LISA would consist of three spacecraft in an Earth-trailing solar orbit with telescopes and lasers to observe gravitational waves from sources ranging from nearby stars to distant black holes that formed just after the birth of the universe.

Blandford said NASA may only be able to afford technology development work this decade on the $5 billion IXO telescope, a cooperative project between the United States, ESA and Japan.

"If it turns out that our first three recommendations...are adopted, there will only be funds for technology development this decade of IXO," Blandford said. "But the funds should be sufficient to prepare a strong proposal well in time for the next decadal survey."

IXO would follow up on discoveries by the Chandra X-ray Observatory, focusing in on super-hot interstellar gas, black hole accretion disks and neutron stars, the ultra-dense carcass of a large exploded star.

NASA should spend up to $400 million this decade on two technical programs to develop methods for detecting habitable extrasolar planets and studying the period of inflation, when the universe rapidly expanded a fraction of a second after the Big Bang.

"We recognized several activities that needed technology development this decade, and our strong recommendation is support that technology development level where it can do the job to provide a very strong proposal for the next decadal survey," Blandford said.

The decadal survey also concluded NASA should participate as a minor partner in the Japanese-led SPICA infrared space telescope.

Turner said the panel considered multiple budget scenarios and offered alternative implementation strategies for optimistic and realistic funding levels.

Under the survey's expected scenario, which would grow NASA's budget at the same rate as inflation, the agency should afford building and launching WFIRST, augmenting the Explorer program, starting the LISA project, and advancing technologies for IXO, extrasolar planet and inflation programs.

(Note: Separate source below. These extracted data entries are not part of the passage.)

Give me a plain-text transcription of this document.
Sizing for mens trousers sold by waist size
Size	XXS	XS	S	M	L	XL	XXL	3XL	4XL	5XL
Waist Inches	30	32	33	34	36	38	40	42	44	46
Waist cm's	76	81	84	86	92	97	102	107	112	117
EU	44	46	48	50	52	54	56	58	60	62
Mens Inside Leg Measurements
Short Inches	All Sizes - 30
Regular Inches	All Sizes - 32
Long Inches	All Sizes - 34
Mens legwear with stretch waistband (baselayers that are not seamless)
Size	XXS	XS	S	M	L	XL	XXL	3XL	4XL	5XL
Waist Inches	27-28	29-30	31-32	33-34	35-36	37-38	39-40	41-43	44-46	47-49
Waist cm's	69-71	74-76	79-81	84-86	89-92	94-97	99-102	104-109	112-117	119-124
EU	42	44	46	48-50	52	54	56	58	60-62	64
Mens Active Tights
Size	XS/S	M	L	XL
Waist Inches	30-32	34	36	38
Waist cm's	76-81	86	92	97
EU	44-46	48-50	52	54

If NASA's budget stays constant in real-year dollars, an effective decline in funding, the nation's top overall priority should be launching WFIRST, bolstering the Explorer missions and partnering on the SPICA telescope, according to Blandford.

The next decadal survey for planetary probes is due out next spring. It will rank the scientific merit of a proposed Mars sample return mission and a flagship orbiter to study Jupiter's icy moon Europa.